Avec la fondation de la RFA, la responsabilité de la dénazification est transférée aux autorités allemandes jusqu'à l'arrêt du processus en décembre 1950. La remise en marche des services et de l'économie ouest-allemande nécessite aux yeux des vainqueurs la réintégration d'anciens "dénazifiés". Des fonctionnaires, révoqués en 1945, sont ainsi rapidement réintégrés.
Certains, contre la dénonciation d'anciens collègues, obtiennent la fin des poursuites quand ils ne sont pas recrutés par les services de renseignement occidentaux.

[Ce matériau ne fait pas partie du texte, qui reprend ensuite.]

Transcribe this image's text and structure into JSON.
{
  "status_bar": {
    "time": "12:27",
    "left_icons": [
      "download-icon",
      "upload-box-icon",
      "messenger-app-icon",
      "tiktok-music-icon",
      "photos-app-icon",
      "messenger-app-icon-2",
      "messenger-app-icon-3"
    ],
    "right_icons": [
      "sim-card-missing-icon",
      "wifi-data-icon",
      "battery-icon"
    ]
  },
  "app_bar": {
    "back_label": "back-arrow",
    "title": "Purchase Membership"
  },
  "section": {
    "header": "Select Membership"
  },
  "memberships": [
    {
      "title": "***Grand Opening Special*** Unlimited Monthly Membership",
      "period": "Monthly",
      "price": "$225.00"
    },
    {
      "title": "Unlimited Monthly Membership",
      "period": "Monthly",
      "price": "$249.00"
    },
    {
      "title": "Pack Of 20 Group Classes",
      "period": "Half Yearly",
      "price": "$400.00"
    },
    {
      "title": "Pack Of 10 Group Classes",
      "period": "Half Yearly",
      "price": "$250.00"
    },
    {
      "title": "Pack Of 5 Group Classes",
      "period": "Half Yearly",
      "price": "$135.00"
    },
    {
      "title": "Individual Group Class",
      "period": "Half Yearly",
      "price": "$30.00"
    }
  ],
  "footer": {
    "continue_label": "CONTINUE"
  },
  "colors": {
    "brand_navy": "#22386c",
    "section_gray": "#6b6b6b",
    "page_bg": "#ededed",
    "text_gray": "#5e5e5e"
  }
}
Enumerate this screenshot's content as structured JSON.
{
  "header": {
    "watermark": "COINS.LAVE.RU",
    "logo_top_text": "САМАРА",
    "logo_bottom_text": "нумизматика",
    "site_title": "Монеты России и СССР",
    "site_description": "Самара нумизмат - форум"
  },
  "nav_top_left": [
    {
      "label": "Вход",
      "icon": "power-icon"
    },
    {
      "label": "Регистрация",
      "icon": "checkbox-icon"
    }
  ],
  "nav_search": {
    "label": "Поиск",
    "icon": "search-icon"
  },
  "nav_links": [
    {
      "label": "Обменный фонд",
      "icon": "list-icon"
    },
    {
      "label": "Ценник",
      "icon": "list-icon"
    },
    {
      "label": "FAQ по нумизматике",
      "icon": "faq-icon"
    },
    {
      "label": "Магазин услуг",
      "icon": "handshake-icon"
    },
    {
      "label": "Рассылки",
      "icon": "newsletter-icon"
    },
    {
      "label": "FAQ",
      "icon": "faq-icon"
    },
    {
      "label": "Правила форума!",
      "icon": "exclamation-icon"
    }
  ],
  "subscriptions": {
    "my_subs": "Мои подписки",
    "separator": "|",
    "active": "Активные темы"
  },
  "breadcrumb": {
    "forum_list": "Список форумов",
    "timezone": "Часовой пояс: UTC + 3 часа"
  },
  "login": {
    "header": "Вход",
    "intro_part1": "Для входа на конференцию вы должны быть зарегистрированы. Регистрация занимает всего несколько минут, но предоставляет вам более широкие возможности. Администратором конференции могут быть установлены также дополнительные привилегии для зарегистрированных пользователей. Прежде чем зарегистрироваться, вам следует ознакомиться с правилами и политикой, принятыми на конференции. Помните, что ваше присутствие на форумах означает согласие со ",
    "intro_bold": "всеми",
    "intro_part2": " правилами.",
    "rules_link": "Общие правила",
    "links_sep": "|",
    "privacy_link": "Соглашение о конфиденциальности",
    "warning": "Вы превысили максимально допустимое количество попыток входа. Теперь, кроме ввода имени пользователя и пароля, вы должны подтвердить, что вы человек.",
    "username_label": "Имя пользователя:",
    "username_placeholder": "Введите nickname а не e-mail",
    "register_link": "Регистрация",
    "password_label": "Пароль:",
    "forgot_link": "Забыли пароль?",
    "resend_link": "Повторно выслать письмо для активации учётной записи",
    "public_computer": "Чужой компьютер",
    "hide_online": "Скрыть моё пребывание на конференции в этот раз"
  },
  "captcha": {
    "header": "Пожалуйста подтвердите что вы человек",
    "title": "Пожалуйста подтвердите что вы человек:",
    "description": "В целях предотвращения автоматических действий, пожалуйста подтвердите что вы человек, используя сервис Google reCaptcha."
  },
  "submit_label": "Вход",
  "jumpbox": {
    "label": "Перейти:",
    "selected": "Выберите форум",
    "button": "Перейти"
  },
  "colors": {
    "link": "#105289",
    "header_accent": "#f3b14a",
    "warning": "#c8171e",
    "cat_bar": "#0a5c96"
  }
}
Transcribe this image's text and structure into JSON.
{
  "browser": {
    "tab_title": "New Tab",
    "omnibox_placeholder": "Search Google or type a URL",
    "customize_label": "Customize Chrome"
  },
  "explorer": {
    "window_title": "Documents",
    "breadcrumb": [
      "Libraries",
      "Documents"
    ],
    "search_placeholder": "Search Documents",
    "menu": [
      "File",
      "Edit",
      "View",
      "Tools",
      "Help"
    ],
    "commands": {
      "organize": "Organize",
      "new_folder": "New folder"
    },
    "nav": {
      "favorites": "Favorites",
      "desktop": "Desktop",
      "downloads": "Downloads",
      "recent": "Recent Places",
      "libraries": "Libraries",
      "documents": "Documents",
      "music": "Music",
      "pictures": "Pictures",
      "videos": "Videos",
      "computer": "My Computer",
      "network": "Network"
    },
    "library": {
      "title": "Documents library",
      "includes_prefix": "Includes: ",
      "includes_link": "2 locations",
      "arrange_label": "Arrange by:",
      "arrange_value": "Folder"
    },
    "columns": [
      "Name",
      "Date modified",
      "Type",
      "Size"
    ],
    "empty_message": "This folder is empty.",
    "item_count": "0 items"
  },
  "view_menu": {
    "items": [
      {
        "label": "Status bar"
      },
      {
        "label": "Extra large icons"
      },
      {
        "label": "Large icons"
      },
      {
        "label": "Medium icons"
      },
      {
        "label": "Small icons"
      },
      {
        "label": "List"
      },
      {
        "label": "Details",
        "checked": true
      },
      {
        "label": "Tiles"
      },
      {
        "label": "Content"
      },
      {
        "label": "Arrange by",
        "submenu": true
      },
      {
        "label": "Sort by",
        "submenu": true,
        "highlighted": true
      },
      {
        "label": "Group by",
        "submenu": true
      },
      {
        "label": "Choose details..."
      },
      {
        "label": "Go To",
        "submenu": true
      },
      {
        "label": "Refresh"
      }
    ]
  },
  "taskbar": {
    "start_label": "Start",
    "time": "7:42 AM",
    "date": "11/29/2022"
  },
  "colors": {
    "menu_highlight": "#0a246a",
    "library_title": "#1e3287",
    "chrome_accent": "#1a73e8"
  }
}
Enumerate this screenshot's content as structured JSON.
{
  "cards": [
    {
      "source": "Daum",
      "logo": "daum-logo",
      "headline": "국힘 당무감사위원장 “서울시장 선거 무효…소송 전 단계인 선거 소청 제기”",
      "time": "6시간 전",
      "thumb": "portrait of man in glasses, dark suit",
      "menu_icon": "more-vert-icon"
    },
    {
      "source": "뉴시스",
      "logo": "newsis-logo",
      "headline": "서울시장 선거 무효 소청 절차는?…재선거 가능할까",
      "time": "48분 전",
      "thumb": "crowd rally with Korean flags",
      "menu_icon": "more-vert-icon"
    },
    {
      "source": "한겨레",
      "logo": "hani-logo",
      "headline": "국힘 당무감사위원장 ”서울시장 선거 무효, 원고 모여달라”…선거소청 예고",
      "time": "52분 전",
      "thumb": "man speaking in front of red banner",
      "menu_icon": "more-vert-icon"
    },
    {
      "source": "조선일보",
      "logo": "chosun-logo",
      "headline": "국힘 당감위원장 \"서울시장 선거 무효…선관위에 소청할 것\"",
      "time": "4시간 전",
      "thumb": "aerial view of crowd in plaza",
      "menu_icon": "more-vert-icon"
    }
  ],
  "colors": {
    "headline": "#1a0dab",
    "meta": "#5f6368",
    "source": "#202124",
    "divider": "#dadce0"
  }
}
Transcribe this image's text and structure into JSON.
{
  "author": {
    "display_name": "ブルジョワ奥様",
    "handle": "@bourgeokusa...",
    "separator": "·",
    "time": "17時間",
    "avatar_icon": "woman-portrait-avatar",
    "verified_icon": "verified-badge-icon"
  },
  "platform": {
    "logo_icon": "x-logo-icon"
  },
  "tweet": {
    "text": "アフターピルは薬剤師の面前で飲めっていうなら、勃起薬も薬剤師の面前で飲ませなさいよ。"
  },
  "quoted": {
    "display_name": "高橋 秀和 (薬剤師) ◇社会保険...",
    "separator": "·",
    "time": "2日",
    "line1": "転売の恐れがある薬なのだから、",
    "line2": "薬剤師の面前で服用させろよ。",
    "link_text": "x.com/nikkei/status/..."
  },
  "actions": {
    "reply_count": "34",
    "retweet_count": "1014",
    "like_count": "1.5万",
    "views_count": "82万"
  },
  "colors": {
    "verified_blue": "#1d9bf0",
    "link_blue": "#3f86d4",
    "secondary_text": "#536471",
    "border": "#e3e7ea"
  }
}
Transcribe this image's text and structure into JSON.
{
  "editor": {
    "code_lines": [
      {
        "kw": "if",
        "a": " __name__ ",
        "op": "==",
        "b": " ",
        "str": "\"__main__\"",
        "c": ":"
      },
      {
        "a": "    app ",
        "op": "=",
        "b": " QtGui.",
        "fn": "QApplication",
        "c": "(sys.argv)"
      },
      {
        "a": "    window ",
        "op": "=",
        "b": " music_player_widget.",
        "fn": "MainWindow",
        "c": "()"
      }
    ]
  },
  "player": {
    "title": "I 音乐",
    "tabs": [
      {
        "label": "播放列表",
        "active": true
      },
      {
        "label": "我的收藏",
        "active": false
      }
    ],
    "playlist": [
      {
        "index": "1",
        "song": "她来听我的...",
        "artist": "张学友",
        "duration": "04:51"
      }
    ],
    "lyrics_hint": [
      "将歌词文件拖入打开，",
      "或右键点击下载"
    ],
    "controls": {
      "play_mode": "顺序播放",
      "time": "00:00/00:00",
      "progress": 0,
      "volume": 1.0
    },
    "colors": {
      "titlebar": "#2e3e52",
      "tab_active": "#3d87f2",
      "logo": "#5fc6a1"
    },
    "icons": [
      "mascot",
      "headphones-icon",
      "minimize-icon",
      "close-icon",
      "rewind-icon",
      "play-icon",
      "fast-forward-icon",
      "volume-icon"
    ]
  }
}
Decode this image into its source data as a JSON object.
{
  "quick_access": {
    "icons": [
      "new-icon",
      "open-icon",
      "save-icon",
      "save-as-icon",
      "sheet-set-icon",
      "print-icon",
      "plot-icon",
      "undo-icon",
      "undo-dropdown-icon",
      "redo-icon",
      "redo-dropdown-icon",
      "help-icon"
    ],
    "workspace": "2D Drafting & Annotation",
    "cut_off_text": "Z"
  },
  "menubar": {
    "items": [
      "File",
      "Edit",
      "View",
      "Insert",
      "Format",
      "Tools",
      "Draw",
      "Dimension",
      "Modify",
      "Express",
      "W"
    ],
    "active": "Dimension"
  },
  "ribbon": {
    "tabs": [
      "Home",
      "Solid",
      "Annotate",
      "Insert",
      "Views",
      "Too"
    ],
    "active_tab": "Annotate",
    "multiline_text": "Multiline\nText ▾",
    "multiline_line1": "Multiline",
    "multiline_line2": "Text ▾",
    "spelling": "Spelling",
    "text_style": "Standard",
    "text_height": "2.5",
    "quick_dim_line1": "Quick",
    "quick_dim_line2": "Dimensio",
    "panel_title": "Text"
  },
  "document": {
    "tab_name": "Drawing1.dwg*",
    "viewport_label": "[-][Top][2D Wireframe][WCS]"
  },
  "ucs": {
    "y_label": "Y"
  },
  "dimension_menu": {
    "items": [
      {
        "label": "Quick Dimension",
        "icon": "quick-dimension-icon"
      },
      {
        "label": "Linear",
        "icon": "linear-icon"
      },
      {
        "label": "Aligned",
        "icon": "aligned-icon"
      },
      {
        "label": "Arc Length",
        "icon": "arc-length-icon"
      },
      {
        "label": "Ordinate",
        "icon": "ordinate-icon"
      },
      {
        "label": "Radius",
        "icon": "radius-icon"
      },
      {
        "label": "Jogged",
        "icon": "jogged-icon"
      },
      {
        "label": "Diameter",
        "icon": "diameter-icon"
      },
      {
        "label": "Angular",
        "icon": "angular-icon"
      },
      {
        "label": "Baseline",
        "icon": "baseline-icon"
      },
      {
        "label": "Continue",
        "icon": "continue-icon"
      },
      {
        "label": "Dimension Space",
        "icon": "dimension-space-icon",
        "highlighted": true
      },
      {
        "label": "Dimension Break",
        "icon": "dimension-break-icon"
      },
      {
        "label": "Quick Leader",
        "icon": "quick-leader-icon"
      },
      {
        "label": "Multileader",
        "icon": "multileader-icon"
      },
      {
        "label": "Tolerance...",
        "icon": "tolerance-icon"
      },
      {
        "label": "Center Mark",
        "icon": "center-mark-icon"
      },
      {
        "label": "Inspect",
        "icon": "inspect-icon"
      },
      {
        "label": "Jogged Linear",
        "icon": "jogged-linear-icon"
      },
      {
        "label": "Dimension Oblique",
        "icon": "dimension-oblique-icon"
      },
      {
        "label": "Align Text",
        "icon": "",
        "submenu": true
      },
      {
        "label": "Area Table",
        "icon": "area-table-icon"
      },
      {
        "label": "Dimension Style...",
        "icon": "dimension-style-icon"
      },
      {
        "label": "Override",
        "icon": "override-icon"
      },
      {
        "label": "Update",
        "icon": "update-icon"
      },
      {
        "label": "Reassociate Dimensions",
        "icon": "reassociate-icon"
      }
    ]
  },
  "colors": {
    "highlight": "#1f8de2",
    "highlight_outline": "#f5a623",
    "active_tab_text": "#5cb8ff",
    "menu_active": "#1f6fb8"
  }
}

* Le processus de dénazification tel qu'il fut mené soulève rapidement de nombreuses critiques. La dénazification reste incomplète et se heurte aux lourdeurs administratives ainsi qu'à l'exaspération croissante de la population allemande.Une majorité d'Allemands refuse toute responsabilité en se réfugiant derrière le devoir d'obéissance ou l'ignorance. Les plus compromis échappent parfois aux poursuites car les preuves s'avèrent difficiles à réunir ou parce qu'ils sont utiles aux vainqueurs. L'intense trafic de certificats de bonne conduite permet d'échapper facilement aux sanctions. (1) En outre, l'encombrement des tribunaux profite aux plus compromis dont les dossiers se noient dans la masse des cas à instruire.
Stig Dagerman constate dans Automne allemand (1946):
"L'Allemagne tout entière pleure ou rit devant le spectacle de la dénazification, cette comédie dans laquelle les Spruchkammen jouent pitoyablement le rôle ambigu de l'ami de la famille, ces tribunaux dont les procureurs présentent leurs excuses à l'accusé avant que la sentence ne soit rendue, ces énormes moulins à papier qui offrent fréquemment, dans cette Allemagne qui manque de papier, le spectacle d'un accusé qui présente une vingtaine de certificats attestant une conduite irréprochable et qui consacrent un temps considérable à des milliers de cas absurdes et sans importance tandis que les cas véritablement graves semblent disparaître par quelque trappe secrète."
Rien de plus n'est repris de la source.